С полчаса просидели молча. Узбекотуркмен изредка матерился вполголоса, еще реже пел про «девочкалар». Я закрыл глаза и начал дремать.
– А тибэ за што мент взяль? – разбудил меня узбекотуркмен.
– А? – встрепенулся я со сна.
– За што тибэ мент взяль, говорю.
– За то, что по телевизору показывали.
– Ууу, – промычал он.
Я снова задремал. Мне снился поезд, ванна в каком-то дорогом отеле и менты. В какой-то момент узбек затряс меня за плечо:
– Эээ, послюшай, чо скажу.
– Ну?
– Эта… билять, а как ты можешь перед мент отвечать за то, че по телевизору показывают? Ты че, это делал? Вот закон у вас дурной! Шайтан!
– Не понял?
– Ну, билять… как ты можешь перед мент отвечать за то, чо другие по телевизору показывают?
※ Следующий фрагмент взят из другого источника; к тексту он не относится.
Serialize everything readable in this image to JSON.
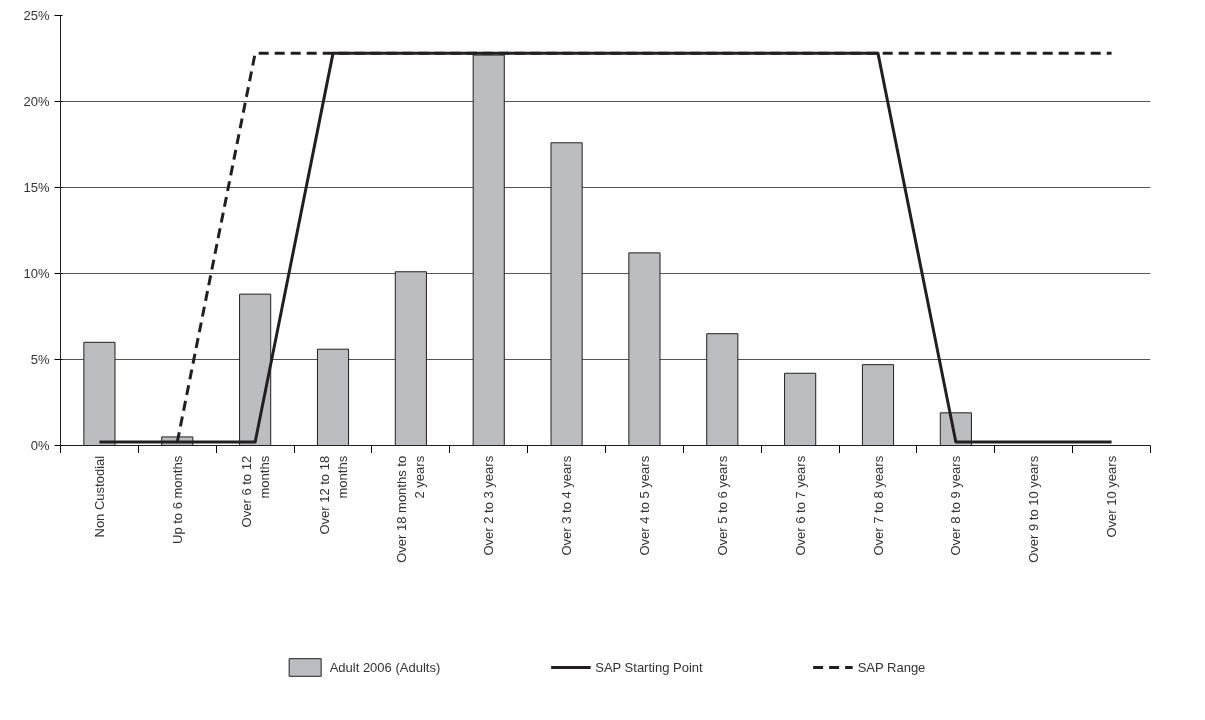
{
  "chart_data": {
    "type": "bar",
    "categories": [
      "Non Custodial",
      "Up to 6 months",
      "Over 6 to 12 months",
      "Over 12 to 18 months",
      "Over 18 months to 2 years",
      "Over 2 to 3 years",
      "Over 3 to 4 years",
      "Over 4 to 5 years",
      "Over 5 to 6 years",
      "Over 6 to 7 years",
      "Over 7 to 8 years",
      "Over 8 to 9 years",
      "Over 9 to 10 years",
      "Over 10 years"
    ],
    "series": [
      {
        "name": "Adult 2006 (Adults)",
        "color": "#bcbdc1",
        "values": [
          6.0,
          0.5,
          8.8,
          5.6,
          10.1,
          22.7,
          17.6,
          11.2,
          6.5,
          4.2,
          4.7,
          1.9,
          0,
          0
        ]
      },
      {
        "name": "SAP Starting Point",
        "type": "line",
        "color": "#231f20",
        "line_style": "solid",
        "values": [
          0.2,
          0.2,
          0.2,
          22.8,
          22.8,
          22.8,
          22.8,
          22.8,
          22.8,
          22.8,
          22.8,
          0.2,
          0.2,
          0.2
        ]
      },
      {
        "name": "SAP Range",
        "type": "line",
        "color": "#231f20",
        "line_style": "dashed",
        "values": [
          null,
          0.2,
          22.8,
          22.8,
          22.8,
          22.8,
          22.8,
          22.8,
          22.8,
          22.8,
          22.8,
          22.8,
          22.8,
          22.8
        ]
      }
    ],
    "ylim": [
      0,
      25
    ],
    "yticks": [
      {
        "value": 0,
        "label": "0%"
      },
      {
        "value": 5,
        "label": "5%"
      },
      {
        "value": 10,
        "label": "10%"
      },
      {
        "value": 15,
        "label": "15%"
      },
      {
        "value": 20,
        "label": "20%"
      },
      {
        "value": 25,
        "label": "25%"
      }
    ],
    "grid": "y",
    "legend": "bottom"
  }
}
Ты ж все это говно не делаль?
Я задумался, не зная, что ему ответить.
– Ну да, вообще-то. Все не делал… и отвечать за это если и буду, то не перед ментом…
Дверь «обезьянника» заскрипела и открылась.
– Дроздиков, на выход! – крикнули с порога.
Я встал и вышел из камеры. Мент довел меня до двери с табличкой «Начальник отделения». В кабинете за старым потрескавшимся столом, подперев голову рукой и уставившись в газету, сидел помятый жизнью майор лет пятидесяти.
Стол его был завален документами вперемешку с газетами и журналами. На углу стола стоял старенький монитор, а перед ним небольшой кактус в горшке. За спиной майора висел плакат с изображением двух здоровяков в камуфляже и черных шапках с отверстиями для глаз. Перед ними, положив руки на затылок, стоял на коленях мужик криминального вида в кожаной куртке. В правом верхнем углу плаката было написано:
Я люблю тебя, жесть,
Я люблю тебя снова и снова
(Отряд милиции особого назначения)
– Доставил, – сказал у меня из-за спины мент.
– А… спасибо, – майор поднял на меня глаза, – значит так, Антон Геннадьевич. Вот ваши документы, вот ваш ремень, кошелек и шнурки. Забирайте и идите.
– То есть вы разобрались? А моральный урон кто мне компенсирует?